6 Comments. Leave new

  • For me it starts with an idea: e.g. I want to write a mystery. I’d like to take off from Hamlet, but tell a different story, not a modern version of the play.

    When I’ve gotten to the end of the first draft, I finally have an idea of the story I want to tell, and where the draft falls short. I step away from it for as long as it takes. Then, I make notes about what happened that shouldn’t have or didn’t need to, and what needs to happen that didn’t, and where something needs to be intensified, deemphasized, or changed. I know there will be changes and discoveries along the way, but at this point, I’m ready to start rewriting.

    First I try to bring the story up to where it needs to be, that usually involves plot and stakes, maybe clarification of the theme. Then as necessary, I tweak or perform surgery on the characters, the setting, the voice, and finally on the grammar, style and punctuation.

    At this point, I know what I think and where I have questions, but I need feedback, so I ask for time and candor from my writing group. They show me a lot of the stuff I couldn’t see, and I go back to work incorporating their input selectively, based on what I’m trying to do.

    I believe that novels are never finished, they’re abandoned.

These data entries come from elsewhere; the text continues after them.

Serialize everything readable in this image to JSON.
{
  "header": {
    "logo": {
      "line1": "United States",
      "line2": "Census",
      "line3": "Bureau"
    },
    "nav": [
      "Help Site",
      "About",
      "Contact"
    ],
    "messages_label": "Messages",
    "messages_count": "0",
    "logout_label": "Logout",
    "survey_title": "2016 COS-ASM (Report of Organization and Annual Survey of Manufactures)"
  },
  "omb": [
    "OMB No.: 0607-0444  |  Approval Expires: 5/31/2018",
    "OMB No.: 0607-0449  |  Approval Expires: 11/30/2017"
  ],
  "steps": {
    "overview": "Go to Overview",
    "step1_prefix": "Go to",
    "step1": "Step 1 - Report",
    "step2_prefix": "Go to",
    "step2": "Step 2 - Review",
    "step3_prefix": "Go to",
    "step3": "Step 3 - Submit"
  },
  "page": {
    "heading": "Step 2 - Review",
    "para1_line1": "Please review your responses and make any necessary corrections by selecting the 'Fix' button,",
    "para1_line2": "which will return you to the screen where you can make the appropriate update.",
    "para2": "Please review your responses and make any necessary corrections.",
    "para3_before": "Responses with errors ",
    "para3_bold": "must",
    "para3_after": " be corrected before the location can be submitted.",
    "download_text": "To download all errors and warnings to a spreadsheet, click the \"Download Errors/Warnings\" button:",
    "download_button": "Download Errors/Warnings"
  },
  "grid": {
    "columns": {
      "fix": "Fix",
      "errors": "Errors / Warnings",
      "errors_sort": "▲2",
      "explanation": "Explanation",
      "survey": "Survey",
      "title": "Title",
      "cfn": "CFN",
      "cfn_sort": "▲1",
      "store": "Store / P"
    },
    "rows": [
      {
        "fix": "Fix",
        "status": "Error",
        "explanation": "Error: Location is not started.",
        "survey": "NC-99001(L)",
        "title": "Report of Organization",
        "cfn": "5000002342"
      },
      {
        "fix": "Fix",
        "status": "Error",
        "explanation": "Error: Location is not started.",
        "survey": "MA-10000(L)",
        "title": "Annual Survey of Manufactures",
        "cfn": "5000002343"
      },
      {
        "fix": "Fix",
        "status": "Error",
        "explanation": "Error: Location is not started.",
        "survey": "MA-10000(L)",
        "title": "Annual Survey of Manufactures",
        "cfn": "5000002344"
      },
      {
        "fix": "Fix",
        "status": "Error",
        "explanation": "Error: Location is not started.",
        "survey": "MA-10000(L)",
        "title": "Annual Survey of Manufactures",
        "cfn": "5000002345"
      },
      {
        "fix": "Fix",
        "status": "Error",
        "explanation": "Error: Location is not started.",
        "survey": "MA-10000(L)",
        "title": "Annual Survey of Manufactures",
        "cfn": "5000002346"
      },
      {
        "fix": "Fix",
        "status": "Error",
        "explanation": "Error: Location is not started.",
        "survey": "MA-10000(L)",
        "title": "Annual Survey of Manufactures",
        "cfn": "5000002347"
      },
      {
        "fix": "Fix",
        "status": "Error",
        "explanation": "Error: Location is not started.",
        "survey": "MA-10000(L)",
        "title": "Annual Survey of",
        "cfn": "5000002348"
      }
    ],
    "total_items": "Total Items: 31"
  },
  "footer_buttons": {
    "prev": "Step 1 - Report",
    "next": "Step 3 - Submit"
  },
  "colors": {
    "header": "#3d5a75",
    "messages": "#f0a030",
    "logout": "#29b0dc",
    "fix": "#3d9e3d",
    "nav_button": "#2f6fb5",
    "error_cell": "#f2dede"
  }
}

When I reach the point where I’m tweaking what I’m sure is nit, I try to find more beta readers.

    When I have digested and deployed selected portions of their feedback, and am again tweaking nit, I’m ready for professional editing:

    Short prayer, hold breath (and thumbs), and submit.

    Reply
    • Tiffany Yates Martin
      July 2, 2021 6:12 pm

      Ha–I love this play-by-play of your process, Bob. 🙂 It pretty closely matches the way I work too, both in my own writing and with authors. Starting with the 30,000-foot view and circling in closer on each pass to me is such a logical way of honing the story. I always liken it to a woodworker making pass after pass of a piece of furniture with an ever-finer-grain sandpaper, till it’s smooth as glass.

      I love that you do all that before you work with your editor too–I think that’s essential to get the most from a professional edit. And I quoted you yesterday that novels are never finished but rather abandoned. So true! Most writers could noodle and “improve” forever, couldn’t we? 🙂 Thanks for the comment.

      Reply
  • Renita Bradley
    July 2, 2021 12:34 am

    I’m with you. I love the editing phase the best. That’s when I really become proud of what I wrote.

    Reply
    • Tiffany Yates Martin
      July 2, 2021 6:08 pm

      Me too! That’s when the magic happens, as I always say. 😀 I always love it when authors relish that part of the process–it’s so rewarding to dig into the mine and unearth even more gold. Thanks for stopping by, Renita.

      Reply
  • I revise using Intuitive Editing, of course! 🙂 Then I get feedback, have the story read aloud on my word processing program, edit, polish, put away for a time. Repeat. My biggest challenge is not knowing that magic number of days or months to set aside for objectivity. I thought I was done with my current MS, and have been querying for several months. Then recently, an agent had some suggestions for revision and invited me to resubmit. As I incorporate those revisions and go through the MS again, I am finding so many other things to fix that I hadn’t noticed before. The hardest thing about the editing and revising process is not knowing when it’s really done. Or, accepting that it will never be done, as Bob stated above.

    Reply
    • Tiffany Yates Martin
      July 5, 2021 7:26 pm

      Love this technique, Cate. (Especially Intuitive‘s role in it. 🙂 ) I don’t think there’s a set amount of time to regain objectivity–you take whatever you can spare or what feels right, but I agree–every single time you pull it back out you’ll likely find things to tweak, because meanwhile you’ve grown as a writer. That’s why I like Bob’s comment too–that at some point you have to just let it go and move on to the next story. It’s never “perfect,” which can be frustrating for an artist. But perfect isn’t really possible, and even if it were, it’s a moving target as we grow as artists. Thanks for sharing your process!